Very informative. Thank you. They sound similiar to a jelly roll recipie .


----------



## Claire (Mar 19, 2011)

They're called _Madelines_ (might be misspelled).  I think they're like little sponge cakes, more in size to cookies, but I've never had nor made one.


----------



## Claire (Mar 19, 2011)

typical, by the time I get the message posted I see that others have done it bettter!


----------



## simonbaker (Mar 19, 2011)

Claire said:


> typical, by the time I get the message posted I see that others have done it bettter!


 
I know the feeling, I have done the same thing several times. Don't give up!


----------



## Oldvine (Mar 19, 2011)

I was going to suggest that it could be a Madelaine cookie pan, also.


----------



## Selkie (Mar 19, 2011)

*Word Origin & History *

*Madeleine

*variation of Madeline. The kind of small, rich confection is attested from 1845, named for Madeleine  Paulmier, 19c. Fr. pastry cook; any use with a sense of "small thing that evokes powerful nostalgia" is due to Proust (1922). 

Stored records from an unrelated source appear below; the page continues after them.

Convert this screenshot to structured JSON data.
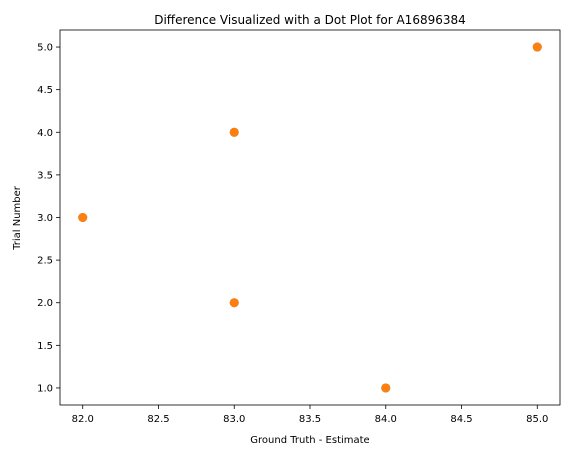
{
  "chart_data": {
    "type": "scatter",
    "title": "Difference Visualized with a Dot Plot for A16896384",
    "xlabel": "Ground Truth - Estimate",
    "ylabel": "Trial Number",
    "xlim": [
      81.85,
      85.15
    ],
    "ylim": [
      0.8,
      5.2
    ],
    "x_ticks": [
      "82.0",
      "82.5",
      "83.0",
      "83.5",
      "84.0",
      "84.5",
      "85.0"
    ],
    "y_ticks": [
      "1.0",
      "1.5",
      "2.0",
      "2.5",
      "3.0",
      "3.5",
      "4.0",
      "4.5",
      "5.0"
    ],
    "grid": false,
    "series": [
      {
        "color": "#1f77b4",
        "points": [
          {
            "x": 84,
            "y": 1
          },
          {
            "x": 83,
            "y": 2
          },
          {
            "x": 82,
            "y": 3
          },
          {
            "x": 83,
            "y": 4
          },
          {
            "x": 85,
            "y": 5
          }
        ]
      },
      {
        "color": "#ff7f0e",
        "points": [
          {
            "x": 84,
            "y": 1
          },
          {
            "x": 83,
            "y": 2
          },
          {
            "x": 82,
            "y": 3
          },
          {
            "x": 83,
            "y": 4
          },
          {
            "x": 85,
            "y": 5
          }
        ]
      }
    ]
  }
}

 Online Etymology Dictionary, © 2010 Douglas Harper


----------



## simonbaker (Mar 19, 2011)

Oldvine said:


> I was going to suggest that it could be a Madelaine cookie pan, also.


 
Is'nt a madelaine more of a sponge cake than a cookie texture?


----------



## PrincessFiona60 (Mar 19, 2011)

simonbaker said:


> That's it!!!!!!!!!!!
> Only ours is stainless & has 48 in it. Thanks! Are they used specifically for cake? or chocolate?


 

This is what Simon says it looks like, it's not a madeleine pan.


----------



## Selkie (Mar 19, 2011)

Let's all go to Simonbaker's house an indulge in egg cookies!!!


----------



## PrincessFiona60 (Mar 19, 2011)

I still think it's more of a candy mold.


----------



## simonbaker (Mar 19, 2011)

Selkie said:


> Let's all go to Simonbaker's house an indulge in egg cookies!!!


Sounds good c'mon over! I like the idea one of the last posts said to make carrot cake petit fours for Easter. I wonder if there is a healthy carrot cake recipie out there? For portion control they would be about the right size.


----------



## PrincessFiona60 (Mar 19, 2011)

simonbaker said:


> Sounds good c'mon over! I like the idea one of the last posts said to make carrot cake petit fours for Easter. I wonder if there is a healthy carrot cake recipie out there? For portion control they would be about the right size.


 
Use applesauce in place of the oil and they will be about as healthy as you can make them.  Of course, Splenda in place of the sugar.


----------